Andrew Crumey: Beethoven’s Assassins

The latest addition to my website is Andrew Crumey‘s Beethoven’s Assassins.

This is a brilliant novel which is nominally about Beethoven (the composer) but is also about lots of other things. Crumey tells a host of stories, often featuring historical characters, some from Beethoven’s era and some from the UK, some modern, some not. We start with Beethoven’s death as recounted by his sister-in-law – the two disliked one another – which is not strictly historically accurate and may not be recounted by the sister-in-law. It gets more complicated as we follow the goings-on at a remote country house near Berwick-on-Tweed. with three tales, separated by a hundred years in each case, all with some relevance to Beethoven, but all with their own mysteries, as well as the story of one of the attendees, a Scottish philosopher, who is struggling with ageing parents, who is to write about Beethoven and who compares his relation with his father to that of Beethoven.

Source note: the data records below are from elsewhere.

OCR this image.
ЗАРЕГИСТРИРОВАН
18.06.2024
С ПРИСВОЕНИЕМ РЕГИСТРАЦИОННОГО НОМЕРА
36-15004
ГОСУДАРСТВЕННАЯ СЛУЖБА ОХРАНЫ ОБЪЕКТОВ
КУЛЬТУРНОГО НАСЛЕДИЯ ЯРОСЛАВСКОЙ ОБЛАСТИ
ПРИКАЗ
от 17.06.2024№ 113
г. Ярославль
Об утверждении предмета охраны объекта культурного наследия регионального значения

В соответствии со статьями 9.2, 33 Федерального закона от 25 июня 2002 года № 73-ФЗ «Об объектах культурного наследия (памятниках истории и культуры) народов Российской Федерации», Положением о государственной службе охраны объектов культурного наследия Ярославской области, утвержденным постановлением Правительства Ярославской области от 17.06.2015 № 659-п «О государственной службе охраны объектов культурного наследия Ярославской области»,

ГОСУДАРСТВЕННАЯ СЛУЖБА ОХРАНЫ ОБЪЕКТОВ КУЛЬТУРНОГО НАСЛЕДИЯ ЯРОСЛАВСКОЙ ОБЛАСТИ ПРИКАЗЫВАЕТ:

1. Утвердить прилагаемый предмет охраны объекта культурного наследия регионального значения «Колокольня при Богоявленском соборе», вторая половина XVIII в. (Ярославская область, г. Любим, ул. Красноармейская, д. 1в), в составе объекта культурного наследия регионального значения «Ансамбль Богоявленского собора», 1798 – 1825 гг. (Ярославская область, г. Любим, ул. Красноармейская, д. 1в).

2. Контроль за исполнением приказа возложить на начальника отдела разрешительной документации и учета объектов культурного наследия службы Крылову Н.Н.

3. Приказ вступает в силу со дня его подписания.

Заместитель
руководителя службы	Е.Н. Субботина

All of these and other stories interconnect with one another and with Beethoven as Crumey veers off on subsidiary stories such as that of the very real J. W. N. Sullivan and the various characters he knew and the various mysterious deaths at this country house. It is all very complicated and superbly done as Crumey delves into physics, philosophy, Beethoven’s (alleged) opera about assassins, conspiracy theories and pseudo-science/alternative philosophy. Nothing is as it seems and. everything is allowed.